Мы все согласились с этим.
- Нет ничего хуже чем пережидать так непогоду, - продолжает другой, -
это утомительнее, чем идти с утра до вечера.
Лично я разделял это же мнение. Подождать день - хорошо, но два, три,
четыре, - а теперь было похоже, что и пять дней, - нет, это страшно!
- А может быть, попробуем?
Никогда еще сделанное предложение не принималось с таким единодушием и
с таким восторгом! Когда я вспоминаю своих четырех товарищей по походу на
юг, то мне приятнее всего представлять их себе при свете этого утра. Все те
свойства, которые я выше всего ценю в мужчине, выступили в этом случае так
ярко: мужество и бесстрашие без хвастовства и громких слов. С шутками и
прибаутками все было уложено, а затем - марш, навстречу буре!
Почти невозможно было открыть глаз! Тонкая снежная пыль проникала
всюду, и по временам казалось, что ты ослеп. Палатку замело снегом и она
обледенела, поэтому при уборке приходилось обращаться с нею с осторожностью,
чтобы она не поломалась. Собаки были не очень расположены отправляться в
путь, и запрягание их отняло много времени. Но вот, наконец, мы готовы. Еще
один взгляд на место нашего лагеря, чтобы проверить, не забыто ли тут
чего-нибудь из того, что должно быть взято с собой. Четырнадцать лишних
собачьих туш были сложены в кучу, и к ним вместо вехи приставлены сани
Хасселя. Лишняя собачья сбруя, несколько альпийских веревок, все наши
ледовые кошки, которые, по нашему мнению, уже не пригодятся нам больше, -
все это было оставлено здесь. Но все-таки тащить приходилось еще порядочно.

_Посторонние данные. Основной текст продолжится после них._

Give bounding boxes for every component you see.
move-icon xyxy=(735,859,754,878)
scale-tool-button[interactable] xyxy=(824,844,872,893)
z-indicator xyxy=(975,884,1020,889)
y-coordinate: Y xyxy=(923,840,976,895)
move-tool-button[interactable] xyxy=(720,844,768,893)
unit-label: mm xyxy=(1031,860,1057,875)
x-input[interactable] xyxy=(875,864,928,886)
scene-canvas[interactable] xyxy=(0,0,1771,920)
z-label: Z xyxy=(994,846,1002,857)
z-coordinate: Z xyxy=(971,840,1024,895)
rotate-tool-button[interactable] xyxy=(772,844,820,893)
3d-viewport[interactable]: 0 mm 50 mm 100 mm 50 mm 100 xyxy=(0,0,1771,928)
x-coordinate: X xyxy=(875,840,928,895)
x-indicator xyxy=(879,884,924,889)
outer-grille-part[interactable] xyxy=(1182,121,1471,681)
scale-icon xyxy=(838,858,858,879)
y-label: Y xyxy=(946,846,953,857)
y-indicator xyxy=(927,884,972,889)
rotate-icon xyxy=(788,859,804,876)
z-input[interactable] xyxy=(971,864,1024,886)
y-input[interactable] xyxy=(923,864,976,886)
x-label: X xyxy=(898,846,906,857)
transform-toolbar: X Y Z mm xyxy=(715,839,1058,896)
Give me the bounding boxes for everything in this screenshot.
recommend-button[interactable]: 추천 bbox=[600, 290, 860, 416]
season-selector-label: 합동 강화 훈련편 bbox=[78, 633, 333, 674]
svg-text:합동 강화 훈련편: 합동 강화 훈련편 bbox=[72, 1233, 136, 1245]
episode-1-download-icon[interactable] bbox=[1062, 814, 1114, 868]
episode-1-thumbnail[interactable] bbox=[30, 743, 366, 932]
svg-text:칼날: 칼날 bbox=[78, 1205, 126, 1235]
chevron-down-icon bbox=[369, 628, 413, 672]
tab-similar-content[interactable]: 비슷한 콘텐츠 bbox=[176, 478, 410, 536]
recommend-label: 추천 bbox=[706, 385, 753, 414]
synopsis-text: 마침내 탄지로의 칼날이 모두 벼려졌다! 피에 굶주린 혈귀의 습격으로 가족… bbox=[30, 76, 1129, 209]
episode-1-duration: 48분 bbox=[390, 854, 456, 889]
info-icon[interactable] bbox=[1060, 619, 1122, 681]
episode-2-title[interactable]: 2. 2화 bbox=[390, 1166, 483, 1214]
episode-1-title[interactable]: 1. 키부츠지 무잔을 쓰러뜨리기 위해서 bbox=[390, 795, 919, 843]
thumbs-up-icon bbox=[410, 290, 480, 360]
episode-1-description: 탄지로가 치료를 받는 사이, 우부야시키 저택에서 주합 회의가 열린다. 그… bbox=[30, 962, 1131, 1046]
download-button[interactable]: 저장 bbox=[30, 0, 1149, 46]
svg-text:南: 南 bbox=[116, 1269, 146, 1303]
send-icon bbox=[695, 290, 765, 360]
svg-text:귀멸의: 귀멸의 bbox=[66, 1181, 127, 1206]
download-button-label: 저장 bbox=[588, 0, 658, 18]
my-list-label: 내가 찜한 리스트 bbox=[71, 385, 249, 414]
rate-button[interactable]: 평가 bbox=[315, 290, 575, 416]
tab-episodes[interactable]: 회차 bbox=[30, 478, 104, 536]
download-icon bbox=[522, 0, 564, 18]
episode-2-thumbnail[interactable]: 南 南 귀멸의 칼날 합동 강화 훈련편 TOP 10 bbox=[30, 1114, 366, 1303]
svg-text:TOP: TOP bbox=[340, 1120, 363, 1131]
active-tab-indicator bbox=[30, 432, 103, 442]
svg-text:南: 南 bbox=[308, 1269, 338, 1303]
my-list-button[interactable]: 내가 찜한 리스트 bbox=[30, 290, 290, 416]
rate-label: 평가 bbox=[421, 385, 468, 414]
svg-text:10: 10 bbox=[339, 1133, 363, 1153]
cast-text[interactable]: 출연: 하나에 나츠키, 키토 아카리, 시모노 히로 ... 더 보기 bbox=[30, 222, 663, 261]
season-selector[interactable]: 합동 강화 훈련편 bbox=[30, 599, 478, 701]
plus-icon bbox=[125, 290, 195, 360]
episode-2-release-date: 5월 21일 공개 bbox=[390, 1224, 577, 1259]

Напоследок мы воткнули в снег торчком сломанную лыжу. Это сделал Вистинг. Он
предусмотрительно подумал, что лишняя веха ничему не помешает. Будущее
покажет, что он сделал доброе дело!
И вот мы вышли. Начинать было трудно и людям и собакам. Высокие сугробы
тянулись как раз на юг, и чрезвычайно затрудняли продвижение вперед. Те, кто
управлял санями, должны были быть внимательными и поддерживать их, чтобы они
не перевернулись на больших сугробах. Нам же, другим, приходилось с большим
трудом удерживаться на нотах, потому что не за что было ухватиться. Так
двигалось дело с грехом пополам, но главное - двигалось. Местность вначале
как будто бы повышалась, хотя и немного. Наст был необычайно тяжелый, -
казалось, что ты просто тащишься по песку. Между тем, сугробы становились
все меньше и меньше и, наконец, совсем исчезли, и местность стала совершенно
ровной. Дорога постепенно улучшалась и становилась, неизвестно по какой
причине, все лучше и лучше, хотя непогода продолжалась с той же силой, а
пурга - теперь вкупе с падающим снегом - стала еще сильнее прежнего. Дошло
до того, что каюр едва различал своих собственных собак. Местность, ставшая
теперь совсем плоской, производила иногда впечатление спуска. Во всяком
случае, об этом можно было судить по ходу, который иной раз развивали сани.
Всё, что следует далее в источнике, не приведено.